La puerta que estaba a su espalda se abrió y el doctor Lovell dijo con impaciencia bien disimulada:
–Señorita Paige…
Matilda se volvió y le sonrió.
–La señora Trim tiene un gato, y yo, también. Estábamos hablando de ellos –despidió a la señora Trim y cerró la puerta tras ella–. Pondré todo en orden, ¿le parece?
El doctor Lovell no contestó; se limitó a hacerse a un lado para que pasara ella primero al despacho. Una vez dentro, la puerta que comunicaba con la casa se abrió y una mujer alta y huesuda entró con la bandeja del café. Matilda le dio los buenos días.
–Qué amable… Café. Y tiene un aroma delicioso.
Henry Lovell la miró con expresión inescrutable. Matilda le había parecido tan dócil y callada durante la entrevista. Dijo con firmeza:
–Mientras se toma el café, por favor, tome nota de ciertas instrucciones que quiero darle.

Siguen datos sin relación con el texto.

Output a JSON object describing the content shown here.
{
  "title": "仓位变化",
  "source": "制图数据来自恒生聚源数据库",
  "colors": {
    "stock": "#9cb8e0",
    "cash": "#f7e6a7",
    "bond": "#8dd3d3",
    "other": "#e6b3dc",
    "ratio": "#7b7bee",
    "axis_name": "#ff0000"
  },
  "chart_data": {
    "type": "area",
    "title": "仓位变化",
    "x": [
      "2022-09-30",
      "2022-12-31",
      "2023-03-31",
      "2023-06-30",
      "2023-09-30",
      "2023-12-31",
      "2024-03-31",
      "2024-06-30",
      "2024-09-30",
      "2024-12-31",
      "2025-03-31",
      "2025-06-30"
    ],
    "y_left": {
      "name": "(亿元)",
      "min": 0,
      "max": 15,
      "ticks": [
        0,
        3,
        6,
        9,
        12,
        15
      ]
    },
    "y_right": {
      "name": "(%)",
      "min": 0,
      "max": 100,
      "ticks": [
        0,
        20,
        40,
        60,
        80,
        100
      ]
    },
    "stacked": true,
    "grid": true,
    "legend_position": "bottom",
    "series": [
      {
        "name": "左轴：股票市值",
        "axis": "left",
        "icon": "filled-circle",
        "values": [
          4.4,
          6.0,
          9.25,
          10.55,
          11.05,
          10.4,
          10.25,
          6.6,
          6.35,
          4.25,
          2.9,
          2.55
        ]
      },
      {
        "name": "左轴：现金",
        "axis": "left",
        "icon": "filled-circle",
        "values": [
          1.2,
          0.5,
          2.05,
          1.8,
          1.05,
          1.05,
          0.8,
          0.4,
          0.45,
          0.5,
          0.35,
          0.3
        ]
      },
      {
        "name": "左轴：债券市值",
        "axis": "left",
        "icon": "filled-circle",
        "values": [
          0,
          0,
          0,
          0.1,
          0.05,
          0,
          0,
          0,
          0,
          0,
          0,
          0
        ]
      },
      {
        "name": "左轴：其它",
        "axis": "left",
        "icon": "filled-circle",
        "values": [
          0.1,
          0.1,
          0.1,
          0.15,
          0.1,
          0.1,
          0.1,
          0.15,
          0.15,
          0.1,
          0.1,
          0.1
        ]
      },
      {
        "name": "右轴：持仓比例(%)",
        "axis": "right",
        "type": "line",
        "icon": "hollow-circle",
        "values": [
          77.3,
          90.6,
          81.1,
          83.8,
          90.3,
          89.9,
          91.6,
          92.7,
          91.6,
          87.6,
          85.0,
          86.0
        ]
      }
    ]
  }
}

Matilda no necesitaba mirarlo para saber que lo había irritado.
–Hablo demasiado –le dijo, y abrió el bloc de notas. Sintió un cosquilleo en la nariz al inspirar el aroma que emanaba la cafetera.
–Sea tan amable de servir el café, señorita Paige. Debo señalar que, normalmente, no tendrá tiempo para tomar nada. Esta mañana ha habido pocos pacientes y, normalmente, me marcho en cuanto sale el último, para que usted ordene y cierre la puerta y los armarios. Debo advertirle que la consulta de la tarde suele estar bastante concurrida.

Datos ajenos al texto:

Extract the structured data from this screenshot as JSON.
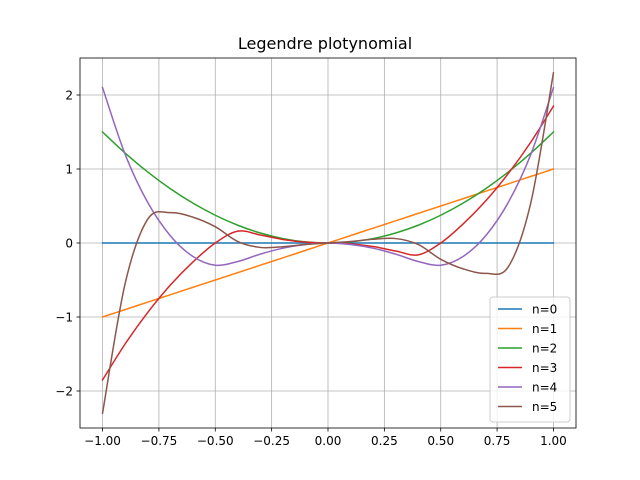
{
  "chart_data": {
    "type": "line",
    "title": "Legendre plotynomial",
    "xlabel": "",
    "ylabel": "",
    "xlim": [
      -1.1,
      1.1
    ],
    "ylim": [
      -2.5,
      2.5
    ],
    "grid": true,
    "legend_position": "lower-right",
    "xticks": [
      -1.0,
      -0.75,
      -0.5,
      -0.25,
      0.0,
      0.25,
      0.5,
      0.75,
      1.0
    ],
    "xtick_labels": [
      "−1.00",
      "−0.75",
      "−0.50",
      "−0.25",
      "0.00",
      "0.25",
      "0.50",
      "0.75",
      "1.00"
    ],
    "yticks": [
      -2,
      -1,
      0,
      1,
      2
    ],
    "ytick_labels": [
      "−2",
      "−1",
      "0",
      "1",
      "2"
    ],
    "x": [
      -1.0,
      -0.9,
      -0.8,
      -0.7,
      -0.6,
      -0.5,
      -0.4,
      -0.3,
      -0.2,
      -0.1,
      0.0,
      0.1,
      0.2,
      0.3,
      0.4,
      0.5,
      0.6,
      0.7,
      0.8,
      0.9,
      1.0
    ],
    "series": [
      {
        "name": "n=0",
        "color": "#1f77b4",
        "values": [
          0,
          0,
          0,
          0,
          0,
          0,
          0,
          0,
          0,
          0,
          0,
          0,
          0,
          0,
          0,
          0,
          0,
          0,
          0,
          0,
          0
        ]
      },
      {
        "name": "n=1",
        "color": "#ff7f0e",
        "values": [
          -1.0,
          -0.9,
          -0.8,
          -0.7,
          -0.6,
          -0.5,
          -0.4,
          -0.3,
          -0.2,
          -0.1,
          0.0,
          0.1,
          0.2,
          0.3,
          0.4,
          0.5,
          0.6,
          0.7,
          0.8,
          0.9,
          1.0
        ]
      },
      {
        "name": "n=2",
        "color": "#2ca02c",
        "values": [
          1.5,
          1.215,
          0.96,
          0.735,
          0.54,
          0.375,
          0.24,
          0.135,
          0.06,
          0.015,
          0.0,
          0.015,
          0.06,
          0.135,
          0.24,
          0.375,
          0.54,
          0.735,
          0.96,
          1.215,
          1.5
        ]
      },
      {
        "name": "n=3",
        "color": "#d62728",
        "values": [
          -1.85,
          -1.365,
          -0.94,
          -0.571,
          -0.259,
          0.0,
          0.16,
          0.108,
          0.048,
          0.012,
          0.0,
          -0.012,
          -0.048,
          -0.108,
          -0.16,
          0.0,
          0.259,
          0.571,
          0.94,
          1.365,
          1.85
        ]
      },
      {
        "name": "n=4",
        "color": "#9467bd",
        "values": [
          2.1,
          1.2,
          0.55,
          0.1,
          -0.18,
          -0.3,
          -0.25,
          -0.15,
          -0.07,
          -0.02,
          0.0,
          -0.02,
          -0.07,
          -0.15,
          -0.25,
          -0.3,
          -0.18,
          0.1,
          0.55,
          1.2,
          2.1
        ]
      },
      {
        "name": "n=5",
        "color": "#8c564b",
        "values": [
          -2.3,
          -0.55,
          0.32,
          0.41,
          0.35,
          0.22,
          0.02,
          -0.06,
          -0.05,
          -0.02,
          0.0,
          0.02,
          0.05,
          0.06,
          -0.02,
          -0.22,
          -0.35,
          -0.41,
          -0.32,
          0.55,
          2.3
        ]
      }
    ]
  }
}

El doctor abrió un cajón y le tendió un llavero.
–Si me entretengo, confío en que usted reciba a los pacientes y lo tenga todo listo para cuando yo llegue. La señorita Brimble era muy eficiente; espero que usted también lo sea.
Matilda tomó un sorbo de café. Qué extraño, pensó, que de los millones de hombres que había en el mundo, se hubiese enamorado de un médico distante y educado de fríos ojos azules y, por lo que sabía, con un corazón igual de frío.
–Haré lo posible por seguir los pasos de la señorita Brimble –le dijo, y Matilda tomó nota de sus instrucciones–. ¿Me necesita para alguna otra cosa, doctor? Entonces, ordenaré la sala de espera y echaré la llave.